This non-fiction narrative reflects Sharon Caulder’s present recollections of experiences with the US prison system. Caulder is an African Voodoo chief and holds a Ph.D. in Mythology and Depth Psychology. Port of Harlem first presented Mark of Voodoo: Awakening to My African Spiritual, by Caulder the May – Oct 2002 print issue.
The standard search procedure every new inmate is subjected to is the vile procedure where you are required to turn your back to the guard, spread your buttock cheeks, exposing your anus, squat and cough. This inspection was routine on returning to your cell when outside of prison or following visitations.
My initial thought was, how am I going to get through such a despicable ordeal? So I hyped myself up with the thought of, “any woman who takes a job requiring her to look at anuses all day, well damn!”
Next you're asked to face cops and spread open your vagina, so the CO can examine it carefully with once again, a flashlight, told to squat down with your legs open and cough, a deep cough, three times.
That attitude protected me from emotional tattooing, preventing the regularly repeated heinous episodes from burying deep into my consciousness. Execution of the procedure was not exclusive to female guards.
This makes me think about the numbers of privileged white females not subjected to that humiliation. Maybe Ellen DeGenerous can quiz Martha Stewart and other ex-offender white women celebrities about their experiences with such a mortifying search procedure. After admitting to having not been handcuffed, when being escorted outside of their cells, like the other women. I am certain their puzzled look represented, “what are you talking about?”
I was deeply grateful that the prisons in which I inhabited did not practice the labia lift. A procedure where the female inmate is required to lift one leg and to expose her vagina by lifting her labia, and manipulating her clitoris and the hood for inspection.
“I would simply die,” I thought. Then I quickly checked myself for having such a righteous attitude. Remembering my professional years of working with numerous abused sisters, I corrected myself. I would have performed the hideous procedure and kept it going. Just as they had to do.

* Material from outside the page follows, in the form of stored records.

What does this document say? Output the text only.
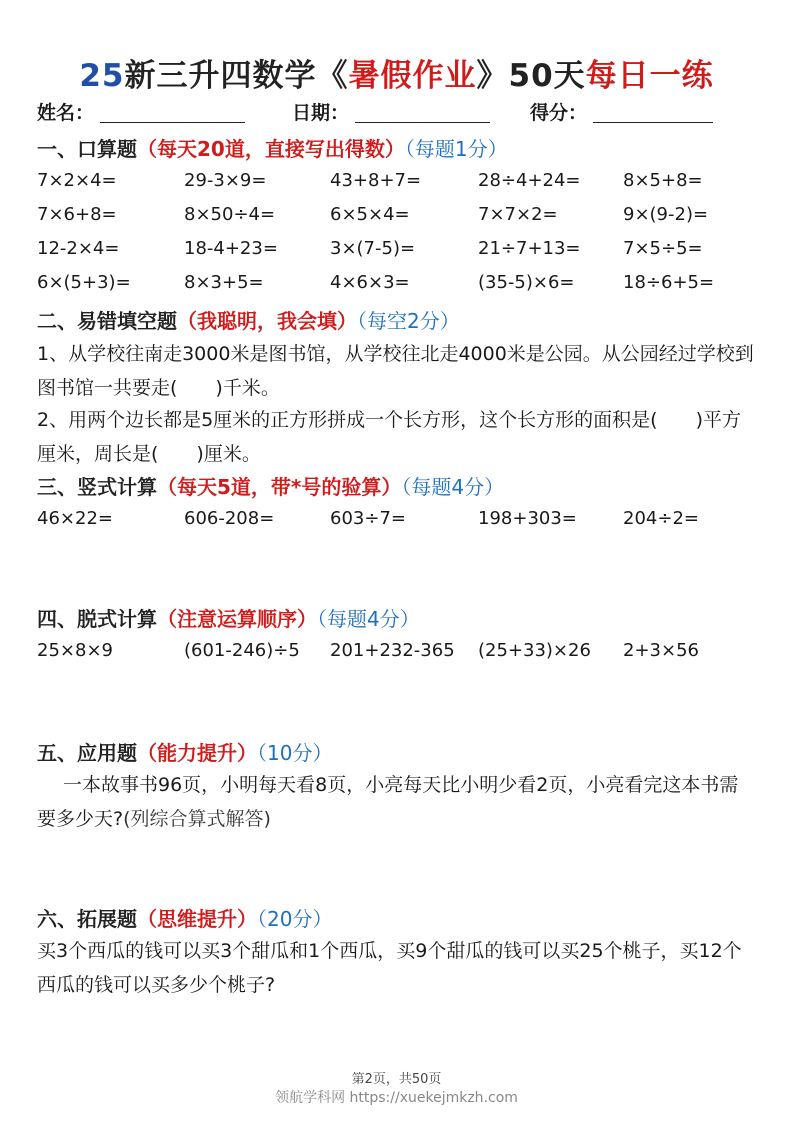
25新三升四数学《暑假作业》50天每日一练
姓名：	日期：	得分：
一、口算题（每天20道，直接写出得数）（每题1分）
7×2×4=	29-3×9=	43+8+7=	28÷4+24= 8×5+8=
7×6+8=	8×50÷4=	6×5×4=	7×7×2=	9×(9-2)=
12-2×4=	18-4+23=	3×(7-5)=	21÷7+13= 7×5÷5=
6×(5+3)=	8×3+5=	4×6×3=	(35-5)×6=	18÷6+5=
二、易错填空题（我聪明，我会填）（每空2分）
1、从学校往南走3000米是图书馆，从学校往北走4000米是公园。从公园经过学校到图书馆一共要走(　　)千米。
2、用两个边长都是5厘米的正方形拼成一个长方形，这个长方形的面积是(　　)平方厘米，周长是(　　)厘米。
三、竖式计算（每天5道，带*号的验算）（每题4分）
46×22=	606-208=	603÷7=	198+303=	204÷2=
四、脱式计算（注意运算顺序）（每题4分）
25×8×9	(601-246)÷5 201+232-365 (25+33)×26 2+3×56
五、应用题（能力提升）（10分）
一本故事书96页，小明每天看8页，小亮每天比小明少看2页，小亮看完这本书需要多少天?(列综合算式解答)
六、拓展题（思维提升）（20分）
买3个西瓜的钱可以买3个甜瓜和1个西瓜，买9个甜瓜的钱可以买25个桃子，买12个西瓜的钱可以买多少个桃子?
第2页，共50页
领航学科网 https://xuekejmkzh.com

Strip searches of women are psychologically damaging. Repeated searches have a devastating impact on the psyche of women. As previously reported, a majority of the incarcerated women enter in a physically and mentally damaged state due to sexual and physical abuses they have survived. To burden them with the additional ravages of multiple strip searches is cruel. There must be other methods of searching for contraband.